2b) At the World Trade Organization, Canada has been pressing developing countries to open up their economies to foreign financial institutions – arguing that their risk management capabilities help stabilize economies! The Harper government has even been pushing derivatives, which played a major role in the financial meltdown.

3a) Harper is now taking credit for stimulus spending and pulling Canada out of the greed-induced Financial Crisis. However, Harper did not support stimulus spending until a coalition of opposition parties threatened to oust his government. As a post in the Western Standard, based in Harper’s Calgary riding, noted: “So Stephen Harper did something that is bad for Canada for the sake of political gain. He reversed a life time commitment to free markets and opposition to Keynesian economics for the sake of political power. Isn’t this exactly what conservatives have complained about the Liberals for generations; a willingness to bend principle for power? Is this really what the Conservative Party expected of its leadership?”   

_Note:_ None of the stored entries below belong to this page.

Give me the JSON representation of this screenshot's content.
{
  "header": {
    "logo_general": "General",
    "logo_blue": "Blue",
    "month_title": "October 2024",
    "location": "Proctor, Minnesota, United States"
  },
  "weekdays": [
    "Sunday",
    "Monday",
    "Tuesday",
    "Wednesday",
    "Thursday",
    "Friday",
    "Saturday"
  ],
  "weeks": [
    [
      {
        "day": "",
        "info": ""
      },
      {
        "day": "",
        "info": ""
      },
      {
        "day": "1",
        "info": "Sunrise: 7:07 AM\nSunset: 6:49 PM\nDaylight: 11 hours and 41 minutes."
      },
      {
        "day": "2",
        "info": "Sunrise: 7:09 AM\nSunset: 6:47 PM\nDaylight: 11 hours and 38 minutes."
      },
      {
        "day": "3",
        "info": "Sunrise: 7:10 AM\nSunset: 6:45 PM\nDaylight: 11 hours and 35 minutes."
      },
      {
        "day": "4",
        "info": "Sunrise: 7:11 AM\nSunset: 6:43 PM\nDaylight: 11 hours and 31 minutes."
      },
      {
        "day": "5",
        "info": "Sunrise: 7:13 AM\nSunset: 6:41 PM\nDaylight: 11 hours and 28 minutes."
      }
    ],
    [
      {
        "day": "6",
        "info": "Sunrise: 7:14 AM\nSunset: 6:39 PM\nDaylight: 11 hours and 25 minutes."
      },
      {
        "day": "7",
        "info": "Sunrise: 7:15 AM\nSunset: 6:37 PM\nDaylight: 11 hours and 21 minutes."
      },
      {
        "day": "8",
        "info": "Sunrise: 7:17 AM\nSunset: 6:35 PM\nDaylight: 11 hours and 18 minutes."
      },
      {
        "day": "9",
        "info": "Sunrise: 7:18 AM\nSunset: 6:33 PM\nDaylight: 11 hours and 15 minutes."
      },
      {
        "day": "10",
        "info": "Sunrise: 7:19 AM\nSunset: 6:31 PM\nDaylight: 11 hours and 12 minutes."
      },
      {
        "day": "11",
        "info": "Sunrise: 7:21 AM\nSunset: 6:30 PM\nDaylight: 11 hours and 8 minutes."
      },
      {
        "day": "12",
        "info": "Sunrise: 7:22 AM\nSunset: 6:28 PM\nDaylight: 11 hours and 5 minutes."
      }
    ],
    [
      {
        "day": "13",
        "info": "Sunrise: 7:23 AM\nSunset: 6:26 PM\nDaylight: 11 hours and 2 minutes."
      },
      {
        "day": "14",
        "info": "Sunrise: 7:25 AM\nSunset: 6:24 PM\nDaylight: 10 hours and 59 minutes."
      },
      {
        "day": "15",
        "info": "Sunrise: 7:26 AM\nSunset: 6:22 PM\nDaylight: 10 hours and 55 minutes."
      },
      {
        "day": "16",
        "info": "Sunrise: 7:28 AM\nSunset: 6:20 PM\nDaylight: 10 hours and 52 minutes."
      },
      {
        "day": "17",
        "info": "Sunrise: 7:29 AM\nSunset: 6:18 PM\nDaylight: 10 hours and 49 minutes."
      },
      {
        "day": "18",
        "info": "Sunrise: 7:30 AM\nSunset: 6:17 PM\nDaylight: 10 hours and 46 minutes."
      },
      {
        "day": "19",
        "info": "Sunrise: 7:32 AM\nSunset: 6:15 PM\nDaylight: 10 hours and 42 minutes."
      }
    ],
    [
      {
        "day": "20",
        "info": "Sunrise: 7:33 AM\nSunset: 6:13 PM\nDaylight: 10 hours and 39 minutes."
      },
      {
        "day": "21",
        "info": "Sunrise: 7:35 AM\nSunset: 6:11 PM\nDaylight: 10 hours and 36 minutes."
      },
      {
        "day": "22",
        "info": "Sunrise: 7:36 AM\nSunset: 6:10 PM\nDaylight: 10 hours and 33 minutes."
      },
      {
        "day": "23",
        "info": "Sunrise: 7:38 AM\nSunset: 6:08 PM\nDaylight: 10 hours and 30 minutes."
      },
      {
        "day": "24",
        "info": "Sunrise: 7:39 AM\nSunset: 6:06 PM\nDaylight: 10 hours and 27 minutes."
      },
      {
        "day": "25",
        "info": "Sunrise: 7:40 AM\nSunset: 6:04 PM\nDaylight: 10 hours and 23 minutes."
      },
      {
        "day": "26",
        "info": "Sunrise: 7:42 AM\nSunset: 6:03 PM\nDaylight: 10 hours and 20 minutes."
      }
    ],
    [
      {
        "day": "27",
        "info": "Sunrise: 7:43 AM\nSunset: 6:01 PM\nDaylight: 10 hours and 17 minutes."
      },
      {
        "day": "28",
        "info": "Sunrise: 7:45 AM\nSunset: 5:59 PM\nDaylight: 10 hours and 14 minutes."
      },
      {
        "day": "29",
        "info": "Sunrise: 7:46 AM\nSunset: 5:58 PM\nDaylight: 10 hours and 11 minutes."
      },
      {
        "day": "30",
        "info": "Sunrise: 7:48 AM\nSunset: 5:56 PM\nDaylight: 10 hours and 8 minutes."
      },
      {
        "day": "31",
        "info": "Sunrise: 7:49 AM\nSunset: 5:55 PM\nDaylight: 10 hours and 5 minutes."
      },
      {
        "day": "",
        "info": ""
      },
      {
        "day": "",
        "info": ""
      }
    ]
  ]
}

3b) Canada’s Economic Action Plan infrastructure stimulus program had a single focus: jobs. A majority of those surveyed by the Parliamentary Budget Office run by Kevin Page reported the program had either a neutral or negative impact on jobs. Even Harper’s business allies and the conservative Fraser Institute have criticized it.  Overall, the stimulus program has been plagued by “flawed accountability,” according to another assessment. For a long time, the government refused to release detailed financial records of the Economic Action Plan, preferring to swamp Kevin Page with paper, rather than handing over a database

3c) Action Plan cheques went out – some with the Conservative logo – to a disproportionate number of Conservative ridings, and don’t forget all those signs and TV ads!  Harper wasn’t sure he would extend the program past March, 2011 – then realized that half-built schools and sewers wouldn’t be popular.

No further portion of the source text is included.